Отрывок, характеризующий Кондулис, Александрос

«Ваш сын, в моих глазах, писал Кутузов, с знаменем в руках, впереди полка, пал героем, достойным своего отца и своего отечества. К общему сожалению моему и всей армии, до сих пор неизвестно – жив ли он, или нет. Себя и вас надеждой льщу, что сын ваш жив, ибо в противном случае в числе найденных на поле сражения офицеров, о коих список мне подан через парламентеров, и он бы поименован был».
Получив это известие поздно вечером, когда он был один в. своем кабинете, старый князь, как и обыкновенно, на другой день пошел на свою утреннюю прогулку; но был молчалив с приказчиком, садовником и архитектором и, хотя и был гневен на вид, ничего никому не сказал.
Когда, в обычное время, княжна Марья вошла к нему, он стоял за станком и точил, но, как обыкновенно, не оглянулся на нее.
– А! Княжна Марья! – вдруг сказал он неестественно и бросил стамеску. (Колесо еще вертелось от размаха. Княжна Марья долго помнила этот замирающий скрип колеса, который слился для нее с тем,что последовало.)
Княжна Марья подвинулась к нему, увидала его лицо, и что то вдруг опустилось в ней. Глаза ее перестали видеть ясно. Она по лицу отца, не грустному, не убитому, но злому и неестественно над собой работающему лицу, увидала, что вот, вот над ней повисло и задавит ее страшное несчастие, худшее в жизни, несчастие, еще не испытанное ею, несчастие непоправимое, непостижимое, смерть того, кого любишь.

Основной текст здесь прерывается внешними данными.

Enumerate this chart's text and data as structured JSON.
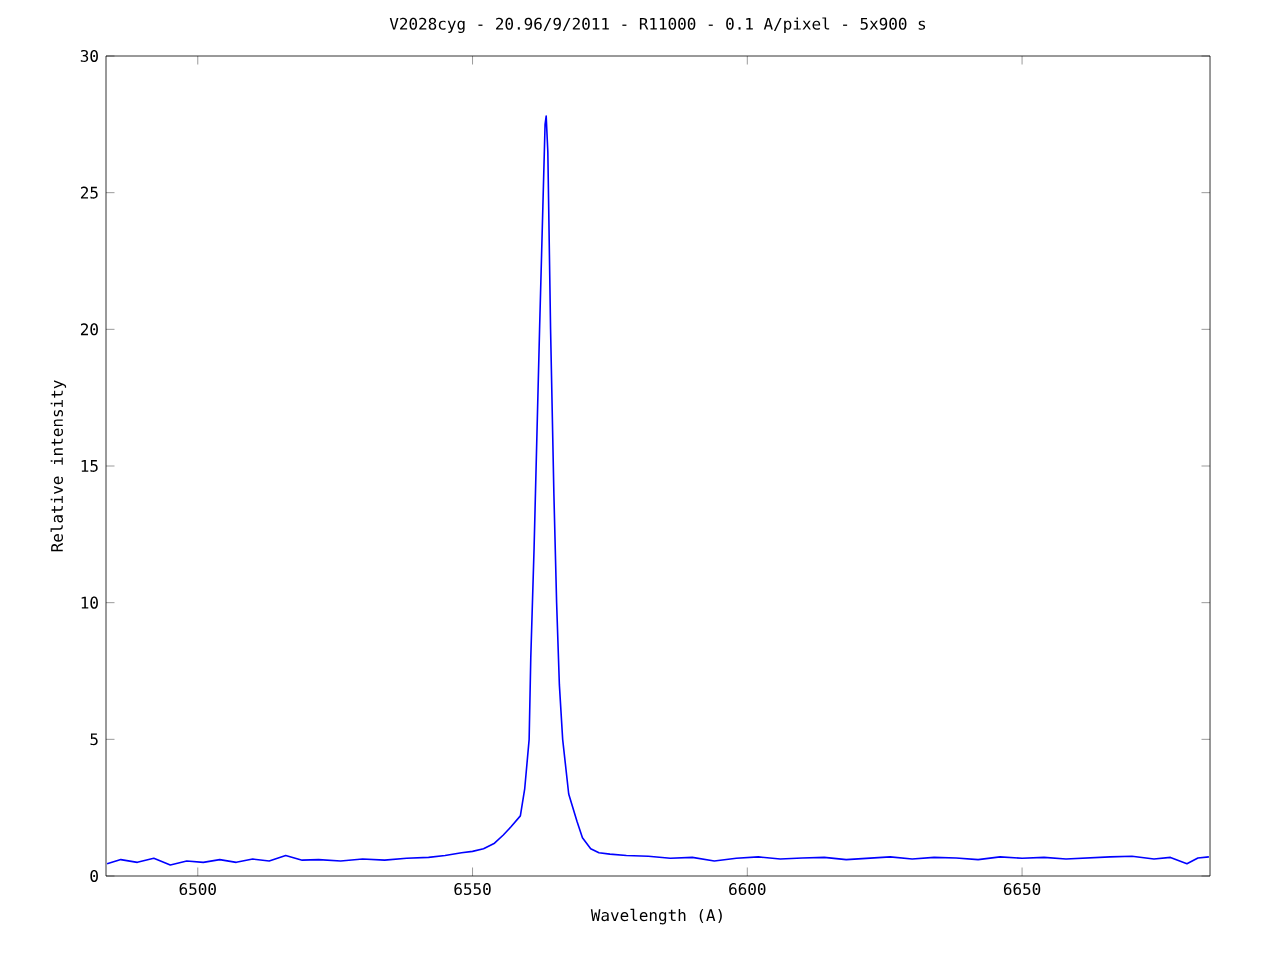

– Mon pere! Andre? [Отец! Андрей?] – Сказала неграциозная, неловкая княжна с такой невыразимой прелестью печали и самозабвения, что отец не выдержал ее взгляда, и всхлипнув отвернулся.
– Получил известие. В числе пленных нет, в числе убитых нет. Кутузов пишет, – крикнул он пронзительно, как будто желая прогнать княжну этим криком, – убит!
Княжна не упала, с ней не сделалось дурноты. Она была уже бледна, но когда она услыхала эти слова, лицо ее изменилось, и что то просияло в ее лучистых, прекрасных глазах. Как будто радость, высшая радость, независимая от печалей и радостей этого мира, разлилась сверх той сильной печали, которая была в ней. Она забыла весь страх к отцу, подошла к нему, взяла его за руку, потянула к себе и обняла за сухую, жилистую шею.
– Mon pere, – сказала она. – Не отвертывайтесь от меня, будемте плакать вместе.
– Мерзавцы, подлецы! – закричал старик, отстраняя от нее лицо. – Губить армию, губить людей! За что? Поди, поди, скажи Лизе. – Княжна бессильно опустилась в кресло подле отца и заплакала. Она видела теперь брата в ту минуту, как он прощался с ней и с Лизой, с своим нежным и вместе высокомерным видом. Она видела его в ту минуту, как он нежно и насмешливо надевал образок на себя. «Верил ли он? Раскаялся ли он в своем неверии? Там ли он теперь? Там ли, в обители вечного спокойствия и блаженства?» думала она.
– Mon pere, [Отец,] скажите мне, как это было? – спросила она сквозь слезы.
– Иди, иди, убит в сражении, в котором повели убивать русских лучших людей и русскую славу. Идите, княжна Марья. Иди и скажи Лизе. Я приду.
Когда княжна Марья вернулась от отца, маленькая княгиня сидела за работой, и с тем особенным выражением внутреннего и счастливо спокойного взгляда, свойственного только беременным женщинам, посмотрела на княжну Марью. Видно было, что глаза ее не видали княжну Марью, а смотрели вглубь – в себя – во что то счастливое и таинственное, совершающееся в ней.
– Marie, – сказала она, отстраняясь от пялец и переваливаясь назад, – дай сюда твою руку. – Она взяла руку княжны и наложила ее себе на живот.
Глаза ее улыбались ожидая, губка с усиками поднялась, и детски счастливо осталась поднятой.
Княжна Марья стала на колени перед ней, и спрятала лицо в складках платья невестки.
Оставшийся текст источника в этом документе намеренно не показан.